With renewables currently supplying around 27% of global electricity, but only about 11% of total energy, there is a very long way to go. However, over 60 countries already get 50% or more of their power from renewables and the battle to get beyond that goes on, with the emphasis shifting more to heat and transport energy, and also to wider biodiversity impact issues. Sometimes the latter leads back to old familiar arguments concerning the eco-impacts of renewables. While their global eco/climate impact are clearly low, some local impacts may well need attention, for example in relation to wild life impacts. What is interesting is that, nowadays, economic arguments seem to figure less: renewables are cheap and getting cheaper. So its their local eco impact issues that matter more. However, as I explore in my next Post, for most of them there are solutions, reducing or avoiding environmental impacts.
"...the IEA confirms that ‘solar is now cheapest electricity in history’..." How very, very strange. As solar gets cheaper by the day, the electricity bills for citizens of South Australia keep going up and up and up.
ReplyDeleteSolar irradiance doesn't get much better than in South Australia, with the Robertstown Solar Project having a capacity factor of 23% compared with 10% or so in the UK.
And yet, any fund managers investing in Robertstown will 'earn' just A$0.34 for every A$1.00 invested, over the 30 years lifespan of the project.

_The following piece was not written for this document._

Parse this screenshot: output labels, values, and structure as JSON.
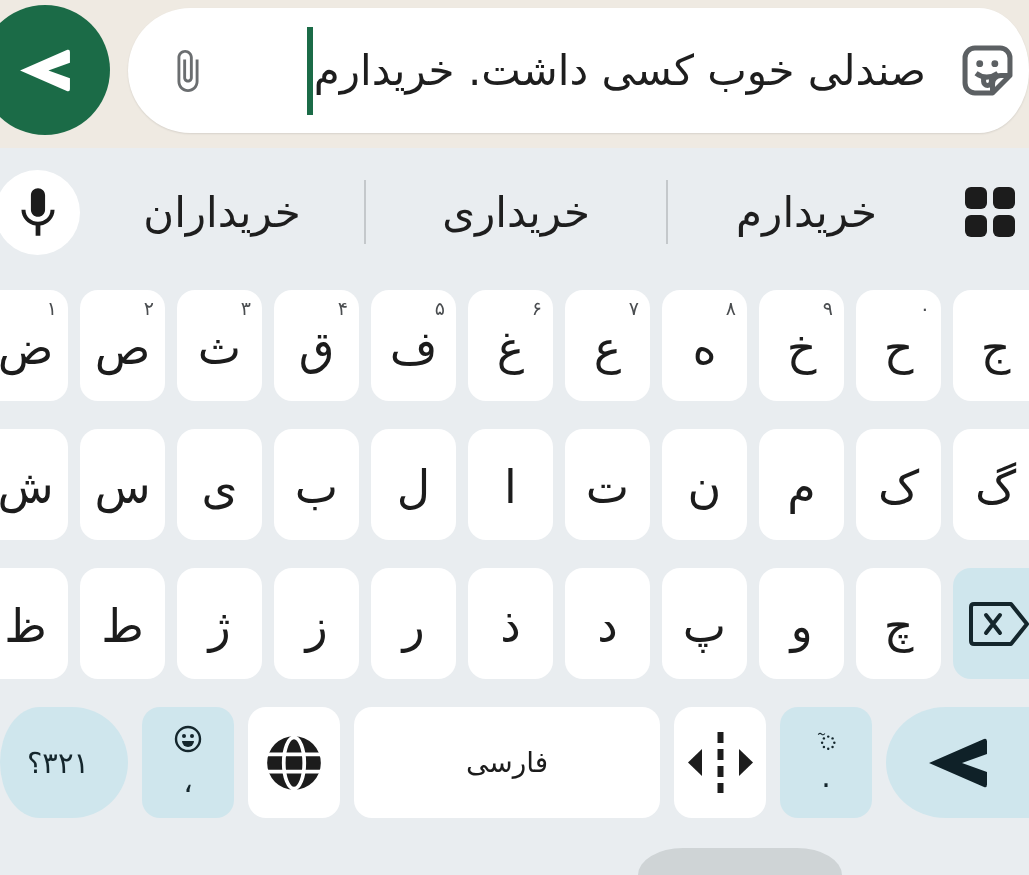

Hanging on for 5 years and then investing in a GE Hitachi BWRX-300 advanced nuclear power plant, to commence operation in 2030, will earn investors 6X more than that for every A$1.00 invested - by the end-of-life of the solar plant.
But the BWRX-300 will carry on earning for another 40 years to 'earn' A$9.94 for every A$1.00 invested. That's 17X more. And then there's the prospect of an economical life-extension to 80 years, where a further modest investment of capital will create another 20 years of lucrative income.